E' presso la sede mondiale di Roma che ogni anno le delegazioni internazionali ed i rappresentanti degli Stati aderenti alla FAO si incontrano per presenziare alle numerose e diverse conferenze che vengono organizzate annualmente nei suoi spazi.
A questo scopo i vari Stati, nel corso degli anni, hanno contribuito con donazioni alla realizzazione di numerose sale, superattrezzate ed in stile ognuna con la cultura, la storia e le tendenze artistiche dello Stato donatore.

Vi sono le sale India, Malesia, Cina, Stati Arabi, Canada, Brasile, Messico, etc.

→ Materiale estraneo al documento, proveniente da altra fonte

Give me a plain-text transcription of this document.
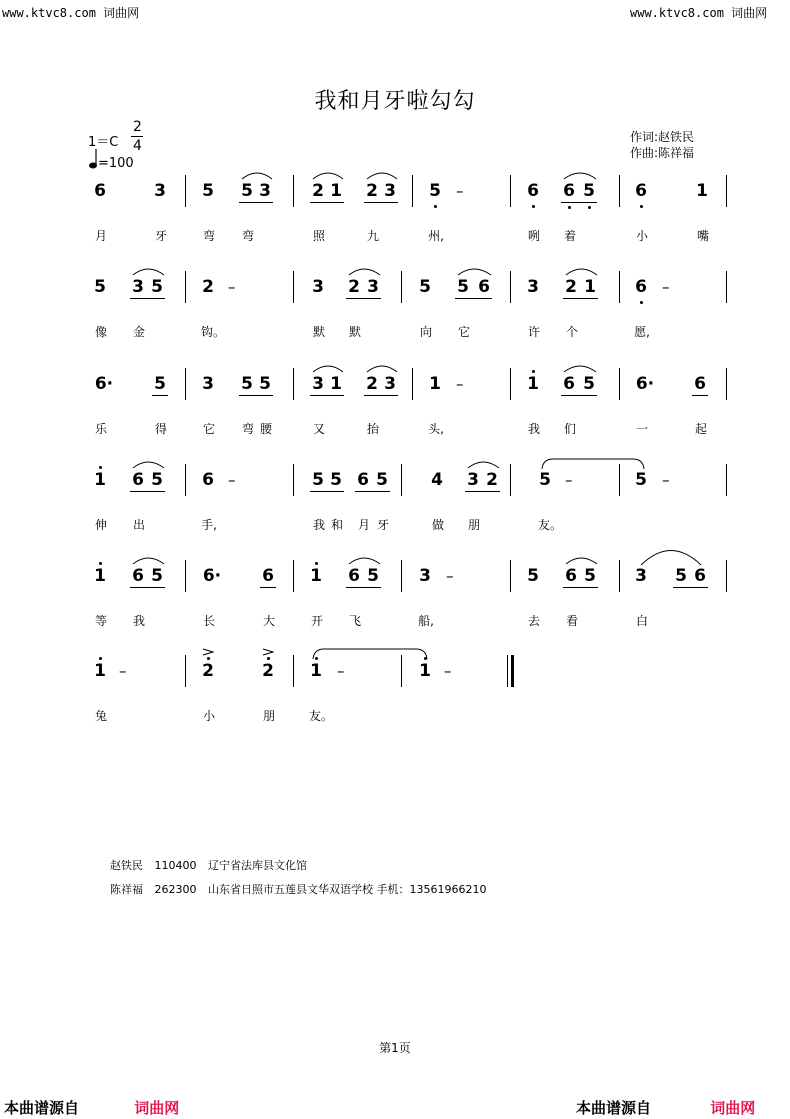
www.ktvc8.com 词曲网	www.ktvc8.com 词曲网
我和月牙啦勾勾
1＝C
2
4
=100
作词:赵铁民
作曲:陈祥福
6	3 5 5 3 2 1 2 3 5 –	6 6 5 6	1
月	牙	弯 弯	照	九	州,	咧 着	小	嘴
5 3 5 2 –	3 2 3 5 5 6 3 2 1 6 –
像 金	钩。	默 默	向 它	许 个	愿,
6· 5 3 5 5 3 1 2 3 1 –	1 6 5 6· 6
乐	得	它 弯 腰	又	抬	头,	我 们	一	起
1 6 5 6 –	5 5 6 5	4 3 2 5 –	5 –
伸 出	手,	我 和 月 牙	做 朋	友。
1 6 5 6· 6 1 6 5 3 –	5 6 5 3 5 6
等 我	长	大	开 飞	船,	去 看	白
1 –	2	2 1 –	1 –
兔	小	朋	友。
赵铁民 110400 辽宁省法库县文化馆
陈祥福 262300 山东省日照市五莲县文华双语学校 手机：13561966210
第1页
本曲谱源自	词曲网	本曲谱源自	词曲网
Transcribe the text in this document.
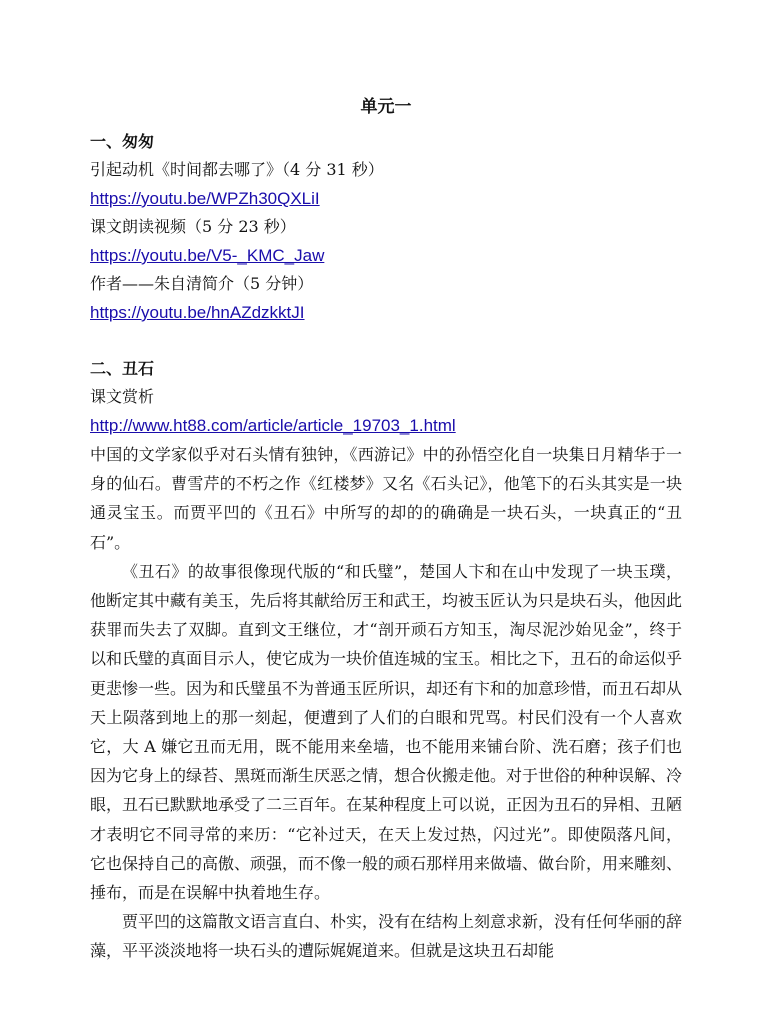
单元一
一、匆匆
引起动机《时间都去哪了》（4 分 31 秒）
https://youtu.be/WPZh30QXLiI
课文朗读视频（5 分 23 秒）
https://youtu.be/V5-_KMC_Jaw
作者——朱自清简介（5 分钟）
https://youtu.be/hnAZdzkktJI
二、丑石
课文赏析
http://www.ht88.com/article/article_19703_1.html

中国的文学家似乎对石头情有独钟，《西游记》中的孙悟空化自一块集日月精华于一身的仙石。曹雪芹的不朽之作《红楼梦》又名《石头记》，他笔下的石头其实是一块通灵宝玉。而贾平凹的《丑石》中所写的却的的确确是一块石头，一块真正的“丑石”。

《丑石》的故事很像现代版的“和氏璧”，楚国人卞和在山中发现了一块玉璞，他断定其中藏有美玉，先后将其献给厉王和武王，均被玉匠认为只是块石头，他因此获罪而失去了双脚。直到文王继位，才“剖开顽石方知玉，淘尽泥沙始见金”，终于以和氏璧的真面目示人，使它成为一块价值连城的宝玉。相比之下，丑石的命运似乎更悲惨一些。因为和氏璧虽不为普通玉匠所识，却还有卞和的加意珍惜，而丑石却从天上陨落到地上的那一刻起，便遭到了人们的白眼和咒骂。村民们没有一个人喜欢它，大 A 嫌它丑而无用，既不能用来垒墙，也不能用来铺台阶、洗石磨；孩子们也因为它身上的绿苔、黑斑而渐生厌恶之情，想合伙搬走他。对于世俗的种种误解、冷眼，丑石已默默地承受了二三百年。在某种程度上可以说，正因为丑石的异相、丑陋才表明它不同寻常的来历：“它补过天，在天上发过热，闪过光”。即使陨落凡间，它也保持自己的高傲、顽强，而不像一般的顽石那样用来做墙、做台阶，用来雕刻、捶布，而是在误解中执着地生存。

贾平凹的这篇散文语言直白、朴实，没有在结构上刻意求新，没有任何华丽的辞藻，平平淡淡地将一块石头的遭际娓娓道来。但就是这块丑石却能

A tutto ciò mancava un "ingresso", un ingresso degno del contesto generale che fosse rappresentativo, importante, di grandi dimensioni e che potesse essere cassa di risonanza per tutto ciò che si svolge in continuazione all'interno della FAO. Questo ingresso doveva essere un immenso ed incomparabile salone dove i Capi di Stato e tutti gli ospiti più o meno importanti sarebbero dovuti passare perché se ne registrasse il loro transito e da li si desse eco a ciò che scaturiva dai vari incontri. Individuata l'area, nello spazio esterno fra i due blocchi che compongono la sede FAO, area peraltro già coperta, progettarne la ristrutturazione per la nuova destinazione, trovare gli sponsor che dessero corpo all'operazione è ormai storia del passato. Così l'ingresso è nato. E' stato battezzato e magnificato con il sostantivo latino "ATRIUM" sottolineandone così verosimilmente l'aspetto di autentico e vero ambiente di ricevimento. Attualmente l'Atrium è un ambiente di gradiosa bellezza con pavimenti ricoperti di pregiati marmi Veronesi dove, per la loro posa, sono stati anche impiegati i sistemi di incollaggio weber.